De nieuwe Alien-film, 'Alien: Romulus' keer terug naar de kern.
Terug naar de roots die gelegd zijn in het onvolprezen origineel uit 1979, dat
ontstond uit onder andere de restanten van een nooit voltooide Dune-film.
Deze prachtige serie die we daar aan over hebben gehouden, begon in de loop der
jaren steeds ambitieuzer te worden, met in Prometheus (deze
ambitie klinkt ook in de titel door) zelfs filosofische vragen over de
oorsprong van het leven. In deze nieuwe film gaan we gewoon weer terug naar het
simpelere begin: claustrofobische spanning en actie in een dystopische
toekomst, opgejaagd worden door vele malen sterkere monsters waar je als nietig
en kwetsbaar stukje mens nauwelijks een kans tegen maakt. Dat heeft voor- en nadelen. Voordeel is dat we krijgen waar
het in Alien om te doen hoort zijn, en de film zich niet
verliest in afleidingen en pretentieuze diepere boodschappen. Nadeel is dat we
meer dan eens op herhalingen worden getrakteerd, niet geheel anders dan in
de laatste Star Wars trilogie, waarin sommige gebeurtenissen
domweg exact hetzelfde gebeuren als in de voorgaande films. Dan is het alsof we
een remake kijken in plaats van een vervolg, en de lijn daartussen lijkt met
films als dit dan ook steeds meer te vervagen. Dat breekt de geloofwaardigheid
van de wereld die wordt neergezet. Zoals Star Wars uiteindelijk
weer over de zoveelste Death Star ging (maar dan een grotere...) zo komen de
karakters in Alien weer voor de zoveelste maal voor precies
dezelfde problemen te staan, met ook precies dezelfde oplossingen, tot in
kleine details aan toe.
Toch valt er genoeg te zeggen voor deze nieuwe
Alien-film.
Met name in het begin worden we getrakteerd op een prachtig stukje
worldbuilding, een
zeer welkome bijdrage aan het universum waarin
Alien zich
afspeelt. We maken kennis met een nieuwe hoofdpersoon genaamd
Rain, een
naam die mij doet denken aan namen als
Case, zoals de
hoofdpersoon in de sciencefiction klassieker
Neuromancer, waardoor
de juiste toon meteen gezet is.
Rain leeft in de uiterst
sombere wereld van de ruimte-koloniën, waar zonlicht even schaars is als
kansen in het leven, en mensen op machines lijken. De wereld die hier
wordt neergezet is klassieke sci-fi op zijn best, de waarschuwing die er uit
klinkt doet denken aan die van films als
The Matrix en
Blade
Runner, waarin ruimte-koloniën op een vergelijkbare wijze symbool staan
voor mensonterend werk in de mijnen, maar dan nog een paar gradaties erger.

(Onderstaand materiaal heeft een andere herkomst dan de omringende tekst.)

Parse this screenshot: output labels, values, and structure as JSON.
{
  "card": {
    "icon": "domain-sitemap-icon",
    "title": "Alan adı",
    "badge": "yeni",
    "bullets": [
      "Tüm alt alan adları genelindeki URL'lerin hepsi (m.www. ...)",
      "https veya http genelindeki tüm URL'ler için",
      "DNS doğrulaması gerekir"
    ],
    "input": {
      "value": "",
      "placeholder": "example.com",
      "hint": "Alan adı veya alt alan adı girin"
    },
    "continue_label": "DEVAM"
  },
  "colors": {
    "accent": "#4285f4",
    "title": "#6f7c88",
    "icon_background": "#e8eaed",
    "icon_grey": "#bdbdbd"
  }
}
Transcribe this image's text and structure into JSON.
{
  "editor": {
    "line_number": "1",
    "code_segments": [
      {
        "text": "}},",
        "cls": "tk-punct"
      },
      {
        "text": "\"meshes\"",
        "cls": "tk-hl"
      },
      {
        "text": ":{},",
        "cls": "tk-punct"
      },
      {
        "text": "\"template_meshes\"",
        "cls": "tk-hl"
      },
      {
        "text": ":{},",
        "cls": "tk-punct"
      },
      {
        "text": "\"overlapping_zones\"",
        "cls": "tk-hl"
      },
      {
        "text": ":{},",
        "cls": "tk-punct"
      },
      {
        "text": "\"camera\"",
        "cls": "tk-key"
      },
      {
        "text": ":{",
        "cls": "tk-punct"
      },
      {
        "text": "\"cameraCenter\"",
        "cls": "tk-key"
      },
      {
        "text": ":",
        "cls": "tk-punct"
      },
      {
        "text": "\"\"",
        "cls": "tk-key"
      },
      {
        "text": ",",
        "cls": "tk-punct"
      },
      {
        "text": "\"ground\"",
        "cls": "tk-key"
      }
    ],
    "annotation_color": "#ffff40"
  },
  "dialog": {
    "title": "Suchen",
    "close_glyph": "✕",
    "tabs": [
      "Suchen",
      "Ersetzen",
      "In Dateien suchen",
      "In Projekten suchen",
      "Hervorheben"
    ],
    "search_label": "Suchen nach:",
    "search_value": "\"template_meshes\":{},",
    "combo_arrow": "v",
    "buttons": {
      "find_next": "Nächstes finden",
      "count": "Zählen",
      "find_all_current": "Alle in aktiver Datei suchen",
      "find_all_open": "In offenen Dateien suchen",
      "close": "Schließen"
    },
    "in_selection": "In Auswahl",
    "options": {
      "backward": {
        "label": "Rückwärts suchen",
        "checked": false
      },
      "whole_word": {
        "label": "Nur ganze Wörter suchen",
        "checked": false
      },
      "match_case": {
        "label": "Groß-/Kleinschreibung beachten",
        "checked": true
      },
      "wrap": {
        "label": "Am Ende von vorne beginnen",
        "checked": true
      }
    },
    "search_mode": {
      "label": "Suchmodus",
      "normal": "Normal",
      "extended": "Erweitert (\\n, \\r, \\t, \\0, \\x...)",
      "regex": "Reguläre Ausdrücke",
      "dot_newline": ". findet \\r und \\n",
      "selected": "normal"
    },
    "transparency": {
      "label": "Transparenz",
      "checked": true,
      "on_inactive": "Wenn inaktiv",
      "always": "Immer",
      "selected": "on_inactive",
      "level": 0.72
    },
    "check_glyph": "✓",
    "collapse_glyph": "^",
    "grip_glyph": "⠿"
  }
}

Voor een doorgewinterde sciencefiction liefhebber als ik is dit dus een
thuiskomen.
Rain en de andere werkers in de kolonie worden
uitgebuit door de zogenaamde megacorp die in deze serie de werkelijke tegenstander is.
Hier zien we het eigenlijke, veel grotere kwaad dan de dierlijke agressie van
de xenomorphs, zoals de aliens heten. Anders dan hen is dit grote bedrijf waar de karakters in
deze films voor werken kil en meedogenloos op een meer
mechanische wijze. Dit mooie contrast tussen deze tweee verschillende
vormen van kwaad, die dus ook in dit deel mooi in beeld komt, draagt bij aan
mijn liefhebben van de serie Alien-films. Het is een verhouding
die bijvoorbeeld ook in de klassieker Escape from New York en
het daarop gebaseerde spel Metal Gear Solid te vinden is. In
plaats van het klassieke goed tegen slecht, met de goeieriken aan de ene kant,
en de slechteriken aan de andere (denk aan The Lord of the Rings),
is er hier sprake van twee duidelijk van elkaar te onderscheiden kampen van
kwaad: chaotisch kwaad, en ordelijk kwaad. De aliens zijn het chaotische kwaad,
dat kwaad is door een gebrek aan orde, een gebrek aan ratio. Het is een wilde
moordzucht. Het mysterieuze bedrijf waar iedereen voor werkt daarentegen,
is een heel ander soort kwaad – het is kwaad door een overmaat aan orde, het wil
alles en iedereen onderwerpen aan een kille rationaliteit die over lijken
gaat.
De goeieriken zijn in deze constellatie dan simpelweg degenen die
in het midden van deze twee uitersten staan: de normale mensen, die dus niet
per se heel moreel goed hoeven te zijn. Ze zijn meer iets als een gebalanceerd
midden: ordelijker dan de monsters, maar chaotischer dan het bedrijf. Ze zijn
menselijk. Daarom is het dus zeer passend dat de Weyland-Yutani
Corporation, of simpelweg "the company", zoals dit bedrijf wordt
genoemd, voor het grootste deel door androids wordt vertegenwoordigd –
naar menselijk beeld geschapen robots. Ze lijken op mensen, maar zijn het niet, en
ook dat vormt een mooie link met Blade Runner. De
robots staan symbool voor de orde waar dit bedrijf de karakters aan tracht te
onderwerpen, en voor de ideale, ultiem gehoorzame werknemer. De rol van deze
androids, die in iedere Alien-film weer op een net andere manier
worden ingezet, krijgt ook hier weer een mooie twist, die zorgt voor
nieuwe leuke variaties op bekende thema's.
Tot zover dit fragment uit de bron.